DARPA Detect It with Gene Editing Technologies (DIGET) Proposers Day
 

The DIGET Program Overview

The Department of Defense (DoD) requires timely and comprehensive threat detection to support overall readiness, counter the spread of disease, and promote stabilization missions. The “Detect It with Gene Editing Technologies” (DIGET) program aims to deliver this capability, leveraging advances in gene editing technologies to develop low-cost, high-trust, rapidly reconfigurable, and fieldable diagnostic (Dx) and biosurveillance (BSV) technologies to enable detection of any threat, anytime, anywhere.

To achieve its goal, DIGET will design, develop, prototype, and deploy two novel nucleic acid detection devices for the simultaneous detection of multiple targets: 1) a disposable point-of-need diagnostic for up to 10 targets, and 2) a massively multiplexed detection (MMD) device for 1,000 or more targets. Both devices must be simple to operate, low-cost, and rapidly reconfigurable to provide high impact, high quality, trusted information that enhances decision-making. The disposable point-of-need device will improve the speed and efficacy of triage and treatment and enhance the standard of care for the military and public health domains, and the MMD device will enable early threat detection, assess disease severity, and improve situational awareness. The MMD platform will also provide actionable data for biosurveillance efforts such as characterization of known and emergent pathogens in circulation to inform countermeasure deployment.

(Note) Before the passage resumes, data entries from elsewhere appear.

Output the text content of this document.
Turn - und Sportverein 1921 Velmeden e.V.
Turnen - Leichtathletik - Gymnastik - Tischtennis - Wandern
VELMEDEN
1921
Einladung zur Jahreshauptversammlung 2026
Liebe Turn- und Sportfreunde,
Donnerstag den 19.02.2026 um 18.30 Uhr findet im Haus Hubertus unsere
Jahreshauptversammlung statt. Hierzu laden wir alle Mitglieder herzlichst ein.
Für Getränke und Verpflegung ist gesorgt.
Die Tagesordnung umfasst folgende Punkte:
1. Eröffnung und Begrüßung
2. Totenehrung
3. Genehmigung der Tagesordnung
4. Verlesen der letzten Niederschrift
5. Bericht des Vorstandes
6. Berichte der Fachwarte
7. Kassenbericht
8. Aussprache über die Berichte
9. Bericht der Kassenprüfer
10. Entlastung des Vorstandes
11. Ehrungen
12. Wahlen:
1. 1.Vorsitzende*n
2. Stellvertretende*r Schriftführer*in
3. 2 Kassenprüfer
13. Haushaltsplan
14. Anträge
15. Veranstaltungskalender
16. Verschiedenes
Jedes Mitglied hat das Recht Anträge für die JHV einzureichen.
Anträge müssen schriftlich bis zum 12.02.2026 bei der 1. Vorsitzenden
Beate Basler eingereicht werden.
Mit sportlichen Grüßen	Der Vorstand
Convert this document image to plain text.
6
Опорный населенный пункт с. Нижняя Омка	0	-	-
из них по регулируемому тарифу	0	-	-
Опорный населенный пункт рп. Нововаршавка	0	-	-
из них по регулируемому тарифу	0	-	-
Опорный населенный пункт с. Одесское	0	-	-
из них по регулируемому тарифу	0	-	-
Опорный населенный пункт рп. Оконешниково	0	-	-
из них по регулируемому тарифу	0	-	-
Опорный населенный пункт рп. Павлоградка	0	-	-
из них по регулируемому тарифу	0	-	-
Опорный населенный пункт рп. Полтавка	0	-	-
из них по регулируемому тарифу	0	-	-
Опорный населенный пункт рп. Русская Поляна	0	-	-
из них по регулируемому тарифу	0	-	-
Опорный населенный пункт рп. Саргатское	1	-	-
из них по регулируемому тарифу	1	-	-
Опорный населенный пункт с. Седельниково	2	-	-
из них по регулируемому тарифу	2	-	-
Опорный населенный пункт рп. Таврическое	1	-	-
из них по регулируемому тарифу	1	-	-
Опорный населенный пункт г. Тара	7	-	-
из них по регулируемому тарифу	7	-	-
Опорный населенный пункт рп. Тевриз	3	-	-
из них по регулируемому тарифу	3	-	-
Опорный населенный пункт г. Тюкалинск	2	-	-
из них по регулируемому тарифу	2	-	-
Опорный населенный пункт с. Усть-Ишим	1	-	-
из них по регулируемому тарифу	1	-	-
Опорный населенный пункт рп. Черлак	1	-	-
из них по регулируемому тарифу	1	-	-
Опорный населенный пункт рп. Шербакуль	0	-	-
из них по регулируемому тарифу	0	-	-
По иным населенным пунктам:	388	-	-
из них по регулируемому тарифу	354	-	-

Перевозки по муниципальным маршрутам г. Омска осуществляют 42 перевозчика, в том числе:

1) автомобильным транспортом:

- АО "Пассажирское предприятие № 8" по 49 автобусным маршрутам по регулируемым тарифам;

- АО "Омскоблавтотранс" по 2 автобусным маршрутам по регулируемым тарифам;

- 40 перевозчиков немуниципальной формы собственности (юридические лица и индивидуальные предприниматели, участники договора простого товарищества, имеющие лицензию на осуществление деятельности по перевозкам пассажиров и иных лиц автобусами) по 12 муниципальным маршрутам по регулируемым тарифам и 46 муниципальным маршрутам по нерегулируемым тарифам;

The DIGET program will focus on two primary technical thrusts. The first focuses on the foundational chemistries and technology required to build a flexible detection assay that meets or exceeds current gold-standard assay sensitivity and specificity performance, while maintaining a simple and deployable workflow. This will require the design, development, and optimization of gene editing enzymes and reporters to detect targets and amplify assay signal to support sample to answer times of ≤ 15 minutes. Further, a robust and adaptable bioinformatics pipeline is needed to design programmable probes/guides for both broad target sequences (i.e., sequences that are present across a number of strains/biomarkers) and specific target sequences (i.e., unique sequences that can identify subtype, rare mutations, and host biomarkers of disease severity).

The chemistries developed under the first technical thrust will provide a detection and measurement foundation to support the second technical thrust, which focuses on development of novel hardware technologies to package the assays into field-forward, deployable, and interoperable devices that address both the point-of-need and MMD platforms. The point-of-need device will require materials and surface chemistry optimization to produce a visual, unambiguous output for ≥10 targets. The MMD device will incorporate a disposable cartridge for integrated sample preparation and assay reagents/fluidic components necessary for single-step operation by the user. A companion device will read the results from the cartridge and house a back-end computational workflow that will transform the results for each of the ≥1000 target tests into a simple report on pathogen characterization and/or host response. Data from the MMD device will also be concurrently uploaded to a BSV repository for further analysis and trend prediction. The resulting DIGET technologies must be versatile enough for use in active combat zones, disaster response, and Role/Echelon 1 (point-of-need) and Role/Echelon 2 (MMD) medical settings worldwide.